Numbers Don't Lie: Catholicism is Growing

♠ Posted by Emmanuel in at 12/10/2013 07:57:00 AM
It remains remarkable how a non-negligible portion of the world population can be classified under a single church with a single leader and a single history: the Catholic Church. I've been performing religion-related research and came across a 2013 Pew Research poll describing the extent of this faith. To be sure, there is fragmentation among Christian denominations: born-agains, charismatics and so on have mixed in with Anglicans and even Catholics. However, as fads in Christianity come and go, one thing remains fairly stable in terms of global proportion and growing in terms of absolute numbers--St. Paul's brand:
Over the past century, the number of Catholics around the globe has more than tripled, from an estimated 291 million in 1910 to nearly 1.1 billion as of 2010, according to a comprehensive demographic study by the Pew Research Center.

But over the same period, the world’s overall population also has risen rapidly. As a result, Catholics have made up a remarkably stable share of all people on Earth. In 1910, Catholics comprised about half (48%) of all Christians and 17% of the world’s total population, according to historical estimates from the World Christian Database. A century later, the Pew Research study found, Catholics still comprise about half (50%) of Christians worldwide and 16% of the total global population.

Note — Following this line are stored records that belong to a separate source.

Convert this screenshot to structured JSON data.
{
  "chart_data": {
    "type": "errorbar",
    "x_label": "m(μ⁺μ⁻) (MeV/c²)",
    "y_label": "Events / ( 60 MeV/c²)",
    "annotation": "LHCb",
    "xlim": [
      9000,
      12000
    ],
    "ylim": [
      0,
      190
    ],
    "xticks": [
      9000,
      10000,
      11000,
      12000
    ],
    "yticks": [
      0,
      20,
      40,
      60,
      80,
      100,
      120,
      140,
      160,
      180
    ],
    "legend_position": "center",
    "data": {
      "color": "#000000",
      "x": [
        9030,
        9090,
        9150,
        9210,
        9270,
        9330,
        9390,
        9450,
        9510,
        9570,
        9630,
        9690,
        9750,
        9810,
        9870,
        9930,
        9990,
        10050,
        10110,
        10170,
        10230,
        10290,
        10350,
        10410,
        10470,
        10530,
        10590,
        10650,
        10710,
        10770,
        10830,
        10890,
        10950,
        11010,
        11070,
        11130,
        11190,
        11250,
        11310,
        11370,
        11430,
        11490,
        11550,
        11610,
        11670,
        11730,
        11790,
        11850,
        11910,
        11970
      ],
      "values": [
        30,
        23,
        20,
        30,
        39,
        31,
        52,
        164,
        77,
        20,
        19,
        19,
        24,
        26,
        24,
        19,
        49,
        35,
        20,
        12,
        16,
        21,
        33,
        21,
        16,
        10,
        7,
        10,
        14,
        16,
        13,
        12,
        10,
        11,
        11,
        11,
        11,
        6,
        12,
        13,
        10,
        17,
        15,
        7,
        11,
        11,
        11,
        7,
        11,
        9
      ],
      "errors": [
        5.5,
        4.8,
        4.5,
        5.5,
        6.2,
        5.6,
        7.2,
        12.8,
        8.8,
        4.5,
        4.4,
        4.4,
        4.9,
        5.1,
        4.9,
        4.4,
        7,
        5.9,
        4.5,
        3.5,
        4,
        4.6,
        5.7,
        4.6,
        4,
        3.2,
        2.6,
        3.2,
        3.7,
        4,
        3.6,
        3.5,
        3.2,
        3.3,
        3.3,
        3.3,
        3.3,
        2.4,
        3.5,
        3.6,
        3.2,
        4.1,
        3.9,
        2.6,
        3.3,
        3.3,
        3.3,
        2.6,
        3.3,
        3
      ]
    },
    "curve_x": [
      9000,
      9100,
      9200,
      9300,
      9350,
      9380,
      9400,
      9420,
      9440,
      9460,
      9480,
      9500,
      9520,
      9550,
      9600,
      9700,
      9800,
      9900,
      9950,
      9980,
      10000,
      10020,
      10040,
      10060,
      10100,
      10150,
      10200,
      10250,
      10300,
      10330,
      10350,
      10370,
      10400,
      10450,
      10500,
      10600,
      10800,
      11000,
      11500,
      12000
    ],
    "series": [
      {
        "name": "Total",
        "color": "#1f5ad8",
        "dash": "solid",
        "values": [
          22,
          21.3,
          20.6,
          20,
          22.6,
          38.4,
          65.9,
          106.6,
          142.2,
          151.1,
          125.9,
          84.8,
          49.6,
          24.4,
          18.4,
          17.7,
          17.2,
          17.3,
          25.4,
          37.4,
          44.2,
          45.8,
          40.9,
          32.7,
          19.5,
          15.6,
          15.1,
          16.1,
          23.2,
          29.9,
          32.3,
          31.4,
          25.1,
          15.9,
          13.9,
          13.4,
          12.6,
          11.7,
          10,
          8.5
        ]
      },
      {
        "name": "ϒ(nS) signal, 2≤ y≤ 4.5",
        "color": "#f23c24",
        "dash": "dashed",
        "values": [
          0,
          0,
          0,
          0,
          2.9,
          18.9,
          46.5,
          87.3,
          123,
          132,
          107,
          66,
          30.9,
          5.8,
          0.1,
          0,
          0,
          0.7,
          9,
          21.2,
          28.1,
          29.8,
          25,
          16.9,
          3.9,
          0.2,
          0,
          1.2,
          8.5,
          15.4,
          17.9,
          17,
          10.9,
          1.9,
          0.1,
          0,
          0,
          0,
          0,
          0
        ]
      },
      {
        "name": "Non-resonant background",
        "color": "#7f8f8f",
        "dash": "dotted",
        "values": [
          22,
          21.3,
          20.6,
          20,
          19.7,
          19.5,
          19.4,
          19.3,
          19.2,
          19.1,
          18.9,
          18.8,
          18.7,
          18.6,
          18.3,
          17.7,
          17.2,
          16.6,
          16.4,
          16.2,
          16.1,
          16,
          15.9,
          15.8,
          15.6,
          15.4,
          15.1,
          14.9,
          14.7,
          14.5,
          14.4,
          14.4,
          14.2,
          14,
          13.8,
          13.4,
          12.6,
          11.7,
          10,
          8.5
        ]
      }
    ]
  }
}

What has changed substantially over the past century is the geographic distribution of the world’s Catholics. In 1910, Europe was home to about two-thirds of all Catholics, and nearly nine-in-ten lived either in Europe (65%) or Latin America (24%). By 2010, by contrast, only about a quarter of all Catholics (24%) were in Europe. The largest share (39%) were in Latin America and the Caribbean.
Now, as then, the Catholic Church's critics are myriad. In the longer historical sweep, though, its geographic reach ostensibly in the business of saving souls is broader as stagnant-to-declining markets  (North America, Europe) are supplanted by more dynamic ones (sub-Saharan Africa, Asia-Pacific), while holding on to saturated markets (Latin America).